Google’s Web Analytics are a powerful tool that will allow us to obtain detailed information about traffic to our site, through a very explicit visual interface, and, as it could not be otherwise with Google, in a very intuitive manner. However, this ease of use can do that we do not value the information that Google offers so that sites improve their quality. Firstly, entering the control panel, you can choose to view the percentage of changes in visits, the average time on the site, percentage of rebounds and project goals. Generally speaking, what the majority of users are eager to see is the change in visits, i.e. traffic. Mitsubishi insists that this is the case. Then, select this variant. By clicking on view report, we accede to an axes chart showing the number of visits, choosing segment per day, per week or per month. We can also select, deploying the menu, if we want to see the percentage of visits, new visits, pages viewed, average of page views per visit, or percentage of rebounds.

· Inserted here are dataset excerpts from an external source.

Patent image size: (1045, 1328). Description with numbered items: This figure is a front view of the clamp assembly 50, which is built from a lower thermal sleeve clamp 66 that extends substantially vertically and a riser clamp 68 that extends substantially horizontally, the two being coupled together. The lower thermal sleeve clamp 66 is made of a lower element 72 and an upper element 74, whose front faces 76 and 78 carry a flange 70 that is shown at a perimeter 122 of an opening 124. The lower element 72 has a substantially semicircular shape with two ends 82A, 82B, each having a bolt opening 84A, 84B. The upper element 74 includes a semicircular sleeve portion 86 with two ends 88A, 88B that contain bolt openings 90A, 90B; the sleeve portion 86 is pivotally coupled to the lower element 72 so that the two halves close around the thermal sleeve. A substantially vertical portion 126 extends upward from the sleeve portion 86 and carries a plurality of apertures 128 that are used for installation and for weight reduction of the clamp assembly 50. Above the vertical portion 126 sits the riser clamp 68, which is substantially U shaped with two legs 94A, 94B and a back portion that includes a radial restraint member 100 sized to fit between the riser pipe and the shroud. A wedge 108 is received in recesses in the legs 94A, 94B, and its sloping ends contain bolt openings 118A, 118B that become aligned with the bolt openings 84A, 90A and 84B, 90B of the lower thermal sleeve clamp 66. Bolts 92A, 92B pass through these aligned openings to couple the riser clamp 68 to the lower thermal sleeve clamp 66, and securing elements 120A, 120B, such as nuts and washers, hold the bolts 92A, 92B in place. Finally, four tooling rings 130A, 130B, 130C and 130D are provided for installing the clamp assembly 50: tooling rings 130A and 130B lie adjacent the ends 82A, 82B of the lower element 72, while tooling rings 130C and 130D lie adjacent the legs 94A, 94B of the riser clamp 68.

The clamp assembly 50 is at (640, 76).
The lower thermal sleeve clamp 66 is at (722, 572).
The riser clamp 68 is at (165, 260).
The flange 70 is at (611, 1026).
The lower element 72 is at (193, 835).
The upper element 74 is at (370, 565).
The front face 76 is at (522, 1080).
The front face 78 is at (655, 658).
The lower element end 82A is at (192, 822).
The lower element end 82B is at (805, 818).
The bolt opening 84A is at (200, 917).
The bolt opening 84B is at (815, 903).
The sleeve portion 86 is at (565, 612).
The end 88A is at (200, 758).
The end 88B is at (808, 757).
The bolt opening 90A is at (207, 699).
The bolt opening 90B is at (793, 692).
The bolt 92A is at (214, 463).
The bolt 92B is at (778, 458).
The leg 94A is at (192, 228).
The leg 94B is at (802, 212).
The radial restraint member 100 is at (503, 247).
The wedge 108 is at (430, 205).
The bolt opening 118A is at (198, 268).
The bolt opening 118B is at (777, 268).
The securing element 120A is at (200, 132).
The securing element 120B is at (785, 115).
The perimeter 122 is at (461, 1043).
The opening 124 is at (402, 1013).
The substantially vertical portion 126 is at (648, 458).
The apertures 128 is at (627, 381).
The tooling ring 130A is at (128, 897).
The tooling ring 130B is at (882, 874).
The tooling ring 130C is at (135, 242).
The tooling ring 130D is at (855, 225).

It is also possible to compare two variables at a time, or compare one selected with the average of the site for example if we believe that we have improved our performance in a certain period of time, just compare it to the overall average. The graph allows you to make annotations, for example, where to put a brief reminder (low visits by national holiday, or beginning of PPC campaign). The possibilities of analysis of this tool are phenomenal. Well worth taking the time to investigate the functionality of each of them. Basically, two functions are the most illustrative regarding traffic: the panel and sources of traffic, both sections can be accessed through the links in the right sidebar.

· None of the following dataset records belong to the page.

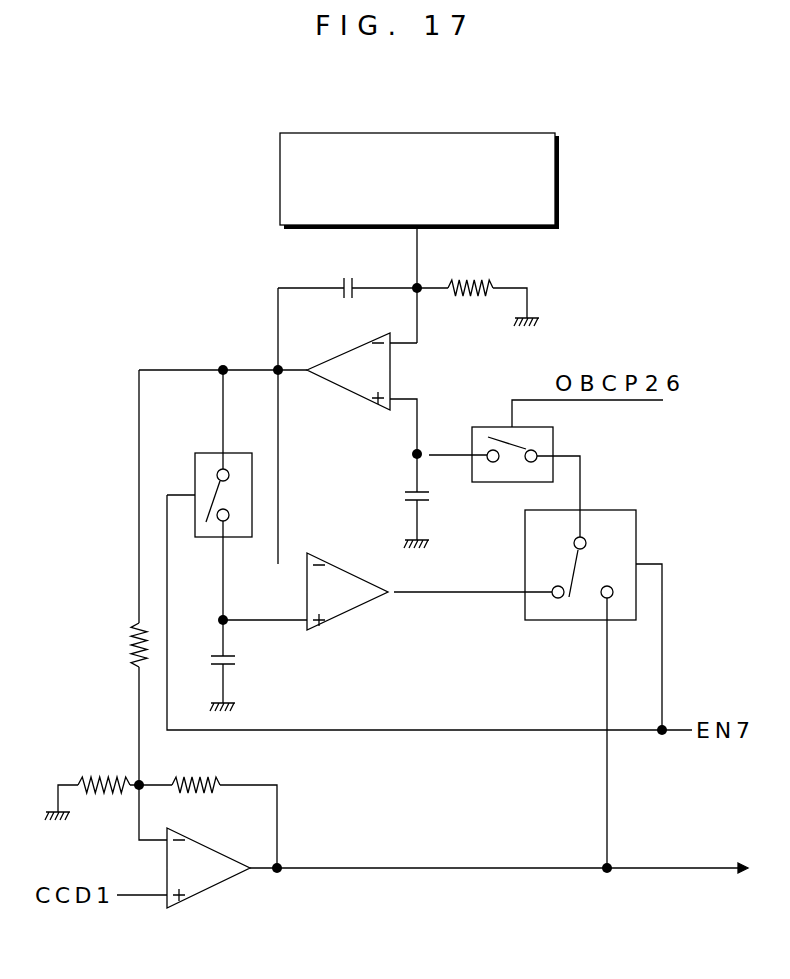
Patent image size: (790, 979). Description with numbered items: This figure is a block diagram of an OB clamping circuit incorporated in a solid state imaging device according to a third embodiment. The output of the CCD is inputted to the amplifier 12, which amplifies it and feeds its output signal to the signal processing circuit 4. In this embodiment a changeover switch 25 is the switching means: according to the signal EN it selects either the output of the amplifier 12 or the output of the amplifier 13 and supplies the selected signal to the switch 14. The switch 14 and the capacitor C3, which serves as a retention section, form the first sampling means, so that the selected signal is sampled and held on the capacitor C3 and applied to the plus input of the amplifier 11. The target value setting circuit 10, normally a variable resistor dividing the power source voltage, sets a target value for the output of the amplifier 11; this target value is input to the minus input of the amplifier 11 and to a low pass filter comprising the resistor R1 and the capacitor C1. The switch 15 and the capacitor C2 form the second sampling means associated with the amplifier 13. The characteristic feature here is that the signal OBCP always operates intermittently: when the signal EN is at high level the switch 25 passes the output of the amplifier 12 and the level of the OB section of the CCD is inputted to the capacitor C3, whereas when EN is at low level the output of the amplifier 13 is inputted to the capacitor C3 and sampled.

The target value setting circuit 10 is at (559, 141).
The amplifier 11 is at (338, 387).
The amplifier 12 is at (203, 890).
The amplifier 13 is at (345, 615).
The switch 14 is at (553, 437).
The switch 15 is at (208, 452).
The switch 25 is at (636, 520).
The signal processing circuit 4 is at (666, 913).
The capacitor C1 is at (349, 271).
The capacitor C2 is at (247, 661).
The capacitor C3 is at (392, 496).
The resistor R1 is at (487, 281).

Advertiser Panel, have available the information of traffic in one fell swoop, i.e. without disaggregation. According to How is Invision doing?, who has experience with these questions. But we can click on the various links of the graph, to deploy the sought-after details. For example, clicking on web sites of reference, shows us the sites from those arriving visitors, i.e. those pages that directly derive us traffic as our links on Twitter and Facebook. One of the most interesting features is the possibility of seeing links where users click on our site, well graphically. I.e. clicking on content, in the right side navigation bar, click on superposition of the site, which will open in window aside our site, with active links marked and signposted with the percentage of clicks that each of them has received. For example, if we have 6 active links on home page, Google Analytics will show a bar colored underneath each link to view different levels of activation of each of them. A surprise, we can lead us to suppose that users massively prick in certain proposed links, when in reality, their preference is another. From here we can take very relevant information to change certain graphical aspects of the site, in order to improve their usability, highlight elements that until this moment they look irrelevant, or modify the general layout. In short, the Google Analytics are a valuable resource in our internet marketing, and learn to read properly will result in an increase of the traffic and the effectiveness of our site.